Sunday 27 October sees clocks in the EU drop Summer Time.
Under an EU directive of 2002, which states that ‘Summer Time’ will be observed between the last Sundays in March and October, clocks in UK revert to GMT (~UTC) on 27 October; changes either way occur at 0100 UTC.
GMT, based on the angular position of the Earth around its axis, and Coordinated Universal Time (UTC), based on over 400 atomic clocks with leap seconds added, should never differ by more than 0.9 seconds.
So UK reverts to its ‘natural’ time, centred on the Greenwich meridian and in the 15º longitude NATO time-zone ‘Zulu’ (Z), used in international travel, timing - and astro calculations. The 24 lettered time-zones can be found at World Time Zones
European clocks should re-adopt Summertime at 0100 UTC on 29 March 2020. Remember that 2020 is a leap year.

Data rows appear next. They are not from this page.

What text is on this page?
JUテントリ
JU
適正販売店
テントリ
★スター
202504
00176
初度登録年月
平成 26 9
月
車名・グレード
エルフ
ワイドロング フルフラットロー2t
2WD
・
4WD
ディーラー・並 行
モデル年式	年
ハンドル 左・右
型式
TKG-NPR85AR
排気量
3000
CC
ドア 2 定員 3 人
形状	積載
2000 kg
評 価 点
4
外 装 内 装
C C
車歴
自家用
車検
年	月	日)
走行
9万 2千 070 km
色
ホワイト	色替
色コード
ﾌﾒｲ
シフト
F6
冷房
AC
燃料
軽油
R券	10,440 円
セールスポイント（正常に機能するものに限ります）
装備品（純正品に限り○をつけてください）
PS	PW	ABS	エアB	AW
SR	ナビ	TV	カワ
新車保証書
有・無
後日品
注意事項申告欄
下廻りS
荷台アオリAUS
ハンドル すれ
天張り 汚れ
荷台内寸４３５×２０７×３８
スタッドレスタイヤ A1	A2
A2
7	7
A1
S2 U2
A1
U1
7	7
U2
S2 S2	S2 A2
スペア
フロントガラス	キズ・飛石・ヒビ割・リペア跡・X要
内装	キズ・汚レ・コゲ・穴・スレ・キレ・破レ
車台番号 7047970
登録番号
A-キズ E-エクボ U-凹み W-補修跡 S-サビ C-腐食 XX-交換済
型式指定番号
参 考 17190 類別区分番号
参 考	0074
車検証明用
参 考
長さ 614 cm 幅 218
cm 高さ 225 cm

‘Daylight Saving Time’ in Canada and USA is not synchronised with Europe; it will finish on 3 November 2019 and restart on 8 March 2020.
In meteorological terms, Winter in the northern hemisphere will start on 1 December for 3 months. But, astronomically, Winter starts at the Winter Solstice, when the Sun reaches its most southerly latitude of 23º 26.1’ at 0419 UTC on 22 December.